Who is Jesus: The Messiah to be worshiped by all nations
Introduction: The previous chapter (Jn 3) showed that while saving faith in Jesus and his death on the cross were already proclaimed by the Old Testament, even the best of the rabbis such as Nicodemus were unaware. By contrast, the present chapter 4 explains how the new faith taught by Jesus differs from that of the Old Testament (represented symbolically by an ancient well that was built by the Jewish patriarch Jacob). The difference concerns the indwelling of believers by the Holy Spirit which only Jesus made possible.
1) Why did Jesus have to travel through Samaria, and why was it unusual for Jews to go there?*
- Picture your stereotypical religious man in a similar situation, equipped with tracts and keen to proselytize ‘unbelievers’: How could this conversation have gone wrong (or nowhere at all)?
- By contrast, how was Jesus able to steer their conversation to faith, life and death in a way that this lady was interested?
- How did Jesus model here genuine empathy?
- What did he himself know about suffering rejection? Hint: What had just happened before?
- Why is empathy essential to touch the heart of others?
- Do you think that she was genuinely interested in questions about the worship of God?
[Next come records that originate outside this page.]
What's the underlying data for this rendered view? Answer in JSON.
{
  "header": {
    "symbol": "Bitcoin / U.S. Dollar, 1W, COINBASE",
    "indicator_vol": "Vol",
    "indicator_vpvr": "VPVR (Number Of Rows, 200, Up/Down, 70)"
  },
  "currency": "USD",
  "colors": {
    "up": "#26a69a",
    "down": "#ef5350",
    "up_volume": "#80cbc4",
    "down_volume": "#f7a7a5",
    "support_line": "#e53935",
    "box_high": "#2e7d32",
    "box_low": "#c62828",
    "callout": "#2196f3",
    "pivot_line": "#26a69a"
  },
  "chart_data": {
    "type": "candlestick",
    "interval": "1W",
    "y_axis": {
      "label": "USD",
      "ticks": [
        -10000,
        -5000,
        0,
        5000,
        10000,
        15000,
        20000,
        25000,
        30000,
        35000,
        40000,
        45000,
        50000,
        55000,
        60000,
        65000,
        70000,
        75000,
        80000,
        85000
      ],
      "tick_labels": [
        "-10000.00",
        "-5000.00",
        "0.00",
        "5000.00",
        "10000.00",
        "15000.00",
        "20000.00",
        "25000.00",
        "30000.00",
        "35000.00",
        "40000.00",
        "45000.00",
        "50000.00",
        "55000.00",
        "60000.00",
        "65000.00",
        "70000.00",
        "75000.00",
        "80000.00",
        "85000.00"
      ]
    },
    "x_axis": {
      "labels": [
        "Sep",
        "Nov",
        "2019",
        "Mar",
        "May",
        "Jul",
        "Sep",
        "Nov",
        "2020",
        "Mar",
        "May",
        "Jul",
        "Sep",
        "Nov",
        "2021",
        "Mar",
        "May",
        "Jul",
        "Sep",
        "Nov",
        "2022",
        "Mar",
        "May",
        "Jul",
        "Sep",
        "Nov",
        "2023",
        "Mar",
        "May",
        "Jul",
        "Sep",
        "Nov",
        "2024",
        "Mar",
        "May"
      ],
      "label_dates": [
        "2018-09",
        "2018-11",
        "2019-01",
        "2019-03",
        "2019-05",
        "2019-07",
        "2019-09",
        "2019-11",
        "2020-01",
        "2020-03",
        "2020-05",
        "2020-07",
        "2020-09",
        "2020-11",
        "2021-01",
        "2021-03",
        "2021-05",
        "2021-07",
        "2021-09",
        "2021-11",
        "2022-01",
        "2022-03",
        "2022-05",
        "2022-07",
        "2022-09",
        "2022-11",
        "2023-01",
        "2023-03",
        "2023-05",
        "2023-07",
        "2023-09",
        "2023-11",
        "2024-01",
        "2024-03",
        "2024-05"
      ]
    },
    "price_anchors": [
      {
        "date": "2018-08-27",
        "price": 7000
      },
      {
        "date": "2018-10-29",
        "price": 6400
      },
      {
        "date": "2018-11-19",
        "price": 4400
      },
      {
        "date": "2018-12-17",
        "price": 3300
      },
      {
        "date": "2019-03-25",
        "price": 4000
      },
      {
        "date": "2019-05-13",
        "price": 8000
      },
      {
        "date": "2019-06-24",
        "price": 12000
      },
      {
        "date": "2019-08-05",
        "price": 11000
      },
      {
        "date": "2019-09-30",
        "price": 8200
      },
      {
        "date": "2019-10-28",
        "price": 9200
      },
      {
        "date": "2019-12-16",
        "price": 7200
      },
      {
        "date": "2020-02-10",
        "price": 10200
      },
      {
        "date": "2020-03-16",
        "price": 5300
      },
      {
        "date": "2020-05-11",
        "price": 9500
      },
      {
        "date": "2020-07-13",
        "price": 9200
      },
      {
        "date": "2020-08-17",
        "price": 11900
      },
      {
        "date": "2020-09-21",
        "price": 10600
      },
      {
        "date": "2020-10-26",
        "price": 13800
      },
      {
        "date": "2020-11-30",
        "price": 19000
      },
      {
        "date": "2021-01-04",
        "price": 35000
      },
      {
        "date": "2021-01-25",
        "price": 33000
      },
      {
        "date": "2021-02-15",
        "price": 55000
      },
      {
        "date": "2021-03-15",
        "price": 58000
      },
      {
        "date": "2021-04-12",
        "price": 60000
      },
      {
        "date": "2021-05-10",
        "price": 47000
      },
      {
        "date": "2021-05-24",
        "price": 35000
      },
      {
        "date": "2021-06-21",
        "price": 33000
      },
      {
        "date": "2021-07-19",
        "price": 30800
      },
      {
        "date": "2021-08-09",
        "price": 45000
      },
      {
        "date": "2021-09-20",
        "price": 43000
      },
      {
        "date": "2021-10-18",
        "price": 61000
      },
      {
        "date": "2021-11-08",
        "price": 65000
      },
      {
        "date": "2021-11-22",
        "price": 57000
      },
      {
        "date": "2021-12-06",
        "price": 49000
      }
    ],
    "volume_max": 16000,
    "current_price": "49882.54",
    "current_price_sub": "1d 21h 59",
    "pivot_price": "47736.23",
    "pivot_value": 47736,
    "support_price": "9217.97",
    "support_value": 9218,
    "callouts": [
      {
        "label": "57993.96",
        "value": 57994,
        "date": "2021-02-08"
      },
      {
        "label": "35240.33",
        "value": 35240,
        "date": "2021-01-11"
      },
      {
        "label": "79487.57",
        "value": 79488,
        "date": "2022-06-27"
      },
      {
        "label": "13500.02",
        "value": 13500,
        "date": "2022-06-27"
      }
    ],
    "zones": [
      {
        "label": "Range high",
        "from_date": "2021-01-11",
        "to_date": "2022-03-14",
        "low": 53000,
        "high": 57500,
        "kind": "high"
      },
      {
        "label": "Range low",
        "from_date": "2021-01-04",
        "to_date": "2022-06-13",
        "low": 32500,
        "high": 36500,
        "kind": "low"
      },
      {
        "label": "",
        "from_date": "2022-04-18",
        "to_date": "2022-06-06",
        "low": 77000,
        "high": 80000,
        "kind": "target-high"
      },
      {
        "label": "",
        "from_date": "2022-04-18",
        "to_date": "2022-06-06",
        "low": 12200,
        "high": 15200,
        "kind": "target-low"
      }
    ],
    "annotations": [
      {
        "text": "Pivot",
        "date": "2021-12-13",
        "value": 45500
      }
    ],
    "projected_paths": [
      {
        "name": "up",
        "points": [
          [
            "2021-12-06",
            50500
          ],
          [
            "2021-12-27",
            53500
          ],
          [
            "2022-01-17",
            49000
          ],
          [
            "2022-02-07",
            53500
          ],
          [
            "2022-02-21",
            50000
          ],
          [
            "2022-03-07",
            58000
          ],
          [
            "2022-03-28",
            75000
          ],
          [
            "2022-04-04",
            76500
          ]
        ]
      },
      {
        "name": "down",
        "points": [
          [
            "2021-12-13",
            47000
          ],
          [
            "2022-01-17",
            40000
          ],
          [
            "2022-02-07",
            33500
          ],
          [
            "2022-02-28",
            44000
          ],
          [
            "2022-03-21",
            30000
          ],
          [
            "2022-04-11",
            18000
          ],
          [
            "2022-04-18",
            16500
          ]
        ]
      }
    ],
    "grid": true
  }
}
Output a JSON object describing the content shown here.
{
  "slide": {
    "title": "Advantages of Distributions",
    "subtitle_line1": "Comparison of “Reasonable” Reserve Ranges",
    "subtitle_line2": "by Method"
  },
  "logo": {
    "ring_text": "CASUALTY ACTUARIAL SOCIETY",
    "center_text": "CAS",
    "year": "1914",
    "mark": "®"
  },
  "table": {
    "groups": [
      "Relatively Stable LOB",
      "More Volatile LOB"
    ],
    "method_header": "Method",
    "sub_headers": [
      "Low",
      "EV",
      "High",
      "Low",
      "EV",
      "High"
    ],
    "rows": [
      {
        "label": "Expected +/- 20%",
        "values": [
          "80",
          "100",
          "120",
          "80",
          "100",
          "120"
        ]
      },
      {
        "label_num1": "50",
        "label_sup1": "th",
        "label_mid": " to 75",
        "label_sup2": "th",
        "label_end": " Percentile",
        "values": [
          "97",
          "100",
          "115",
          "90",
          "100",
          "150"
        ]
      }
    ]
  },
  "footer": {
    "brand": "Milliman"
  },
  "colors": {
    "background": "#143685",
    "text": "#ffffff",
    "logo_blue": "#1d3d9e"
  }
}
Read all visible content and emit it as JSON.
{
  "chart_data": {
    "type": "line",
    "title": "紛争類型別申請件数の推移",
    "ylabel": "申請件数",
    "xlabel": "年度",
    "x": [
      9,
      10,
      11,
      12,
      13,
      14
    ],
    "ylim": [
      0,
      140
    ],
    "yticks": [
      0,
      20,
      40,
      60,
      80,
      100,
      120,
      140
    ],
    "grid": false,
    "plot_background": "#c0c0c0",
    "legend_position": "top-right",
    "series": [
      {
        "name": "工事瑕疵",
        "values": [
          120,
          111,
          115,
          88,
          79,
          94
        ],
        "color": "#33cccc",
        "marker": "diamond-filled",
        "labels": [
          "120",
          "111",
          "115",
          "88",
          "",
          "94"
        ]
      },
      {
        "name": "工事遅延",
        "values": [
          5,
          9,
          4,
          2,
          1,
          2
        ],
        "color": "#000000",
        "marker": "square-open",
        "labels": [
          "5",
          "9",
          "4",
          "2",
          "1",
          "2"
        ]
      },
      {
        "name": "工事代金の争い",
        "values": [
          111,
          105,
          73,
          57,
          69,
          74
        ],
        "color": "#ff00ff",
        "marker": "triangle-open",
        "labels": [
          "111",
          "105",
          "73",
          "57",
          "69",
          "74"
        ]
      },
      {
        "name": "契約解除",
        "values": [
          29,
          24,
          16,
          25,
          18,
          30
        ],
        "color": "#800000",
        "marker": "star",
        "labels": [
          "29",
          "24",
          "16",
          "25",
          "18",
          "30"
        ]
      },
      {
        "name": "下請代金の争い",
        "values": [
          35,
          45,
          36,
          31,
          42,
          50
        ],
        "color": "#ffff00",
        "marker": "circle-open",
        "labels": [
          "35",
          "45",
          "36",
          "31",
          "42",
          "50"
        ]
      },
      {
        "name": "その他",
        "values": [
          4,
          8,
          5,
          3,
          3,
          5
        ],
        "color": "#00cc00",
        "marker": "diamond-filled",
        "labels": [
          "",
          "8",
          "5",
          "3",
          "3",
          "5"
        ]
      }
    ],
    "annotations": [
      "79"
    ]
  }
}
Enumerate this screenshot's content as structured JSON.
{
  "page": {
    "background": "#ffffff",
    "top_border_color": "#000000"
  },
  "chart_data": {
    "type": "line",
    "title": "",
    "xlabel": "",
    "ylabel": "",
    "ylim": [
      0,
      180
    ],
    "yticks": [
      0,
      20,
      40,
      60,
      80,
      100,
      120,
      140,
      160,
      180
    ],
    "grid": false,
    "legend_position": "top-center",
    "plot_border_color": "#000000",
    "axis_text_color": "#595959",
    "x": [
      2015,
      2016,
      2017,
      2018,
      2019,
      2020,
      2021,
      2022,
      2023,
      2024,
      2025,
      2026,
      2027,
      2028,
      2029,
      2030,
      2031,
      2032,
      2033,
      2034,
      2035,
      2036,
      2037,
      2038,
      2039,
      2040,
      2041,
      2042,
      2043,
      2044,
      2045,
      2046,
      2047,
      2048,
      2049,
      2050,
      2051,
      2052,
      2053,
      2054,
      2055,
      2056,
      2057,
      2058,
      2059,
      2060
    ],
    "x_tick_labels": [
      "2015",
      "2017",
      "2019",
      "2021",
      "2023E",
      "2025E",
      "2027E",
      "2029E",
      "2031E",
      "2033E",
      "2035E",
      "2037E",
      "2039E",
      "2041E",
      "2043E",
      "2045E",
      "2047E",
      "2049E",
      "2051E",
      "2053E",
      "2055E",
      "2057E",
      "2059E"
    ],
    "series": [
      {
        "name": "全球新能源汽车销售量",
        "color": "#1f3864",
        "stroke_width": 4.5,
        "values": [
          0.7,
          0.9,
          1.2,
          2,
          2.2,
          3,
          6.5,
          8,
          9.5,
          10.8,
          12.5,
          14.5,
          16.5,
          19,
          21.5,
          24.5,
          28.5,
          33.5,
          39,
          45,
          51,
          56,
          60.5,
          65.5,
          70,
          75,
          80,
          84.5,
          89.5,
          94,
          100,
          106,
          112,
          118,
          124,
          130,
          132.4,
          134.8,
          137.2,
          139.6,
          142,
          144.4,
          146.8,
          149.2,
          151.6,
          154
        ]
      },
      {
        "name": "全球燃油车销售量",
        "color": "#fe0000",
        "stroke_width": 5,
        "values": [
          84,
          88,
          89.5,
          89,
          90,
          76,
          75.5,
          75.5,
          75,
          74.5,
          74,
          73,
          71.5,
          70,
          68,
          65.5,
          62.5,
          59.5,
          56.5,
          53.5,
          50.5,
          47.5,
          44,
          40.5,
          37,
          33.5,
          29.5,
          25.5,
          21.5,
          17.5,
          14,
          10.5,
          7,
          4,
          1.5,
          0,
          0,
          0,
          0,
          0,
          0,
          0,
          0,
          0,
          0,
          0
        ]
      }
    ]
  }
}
Why or why not?
- What did stir her interest in the first place?
- How would you expect her multiple marriages to have influenced such an interest? And why did Jesus draw attention to these broken and unlawful relationships: To condemn or to heal?
- As a woman, and as a Samaritan, she did not expect Jesus to talk to her, least of all in the way he did. Why was she surprised that Jesus not only asked her for a drink of water, but offered to procure for her another source?
- What distinguishes the chore of lifting and carrying heavy water buckets for miles from having permanent access to a running ‘fountain tap’ like the ones we are used to?
- In what sense does that illustrate the difference between the new Christian faith and the old covenant of Mosaic law?
- Where did Jesus point the woman from Samaria to recognize the difference? v14
- What characterizes such worship: Does it matter where (vv 5-8), when (v6, cf 2Tim 4:2), how (v8), whom (v34), why (v34) his followers will worship?
- Does ‘in Spirit and in Truth’ simply mean: more spiritual (or more true) than in the Old Testament? [No: The OT is no less true or less spiritual than the NT. What is new about worship ‘in Spirit and in Truth’ is that now the worshiper can and must be “born of the Spirit” (Jn 3:5), i.e. born of God himself (Jn 1:13), and be set free and then led by the Spirit of truth, Jn 8:32 16:13 to be capable of such worship].
- Can ‘in Spirit and in Truth’ mean a balance of ‘one half Spirit, the other half of it Truth’? Why not? [No: The Spirit is the Spirit of Truth Jn 14:17; 16:13, the words of Jesus are the truth (Jn 17:17) and Holy Spirit (Jn 6:63) => To say that worship should be ‘half of each’ would amount to saying no more than that it should be two halves of the same, which would be pointless. Rather than depicting Spirit and Truth as complementary, “In Spirit and in Truth” emphasizes they are as inseparable as the two sides of a coin: When devoid of truth, worship will always be spiritless, and without the Spirit, it will alway be emptied of truth, the truth embodied by Jesus (Jn 14:1) as revealed and taught by the Spirit]
- Look at his servant heart and attitude towards all the people he encountered here: How did his ‘sowing’ and ‘harvesting’ illustrate what he meant by worship in Spirit and Truth, vv35-38?
- What do the metaphors of sowing and harvesting stand for?
- How does such worship meet the CARE criteria, C: Christ-like; A: Alive; R: Real; E: Eternal?
- What will change in those who actually drink the ‘water’ that Jesus gives, vv14 & 28-29?
- How does that compare to your own experience of when you became a Christian?
- What has been your example for how we are and how we are not to worship?
- What is so attractive about how Jesus worshiped God?
- What particular aspect here inspires you to change the way you think of and ‘do’ worship?
* Jews typically traveled around rather than through Samaria: They regarded its inhabitants as reprobates who had left the pure worship of God already since the 6th century BC when they intermarried with gentile neighbors, i.e. since the time when their Jewish relatives were exiled in Babylon. Due to hostility from the Jewish elite, Jesus had to escape to Galilee. Besides escaping persecution, Jesus probably also chose this less traveled territory to meet its people.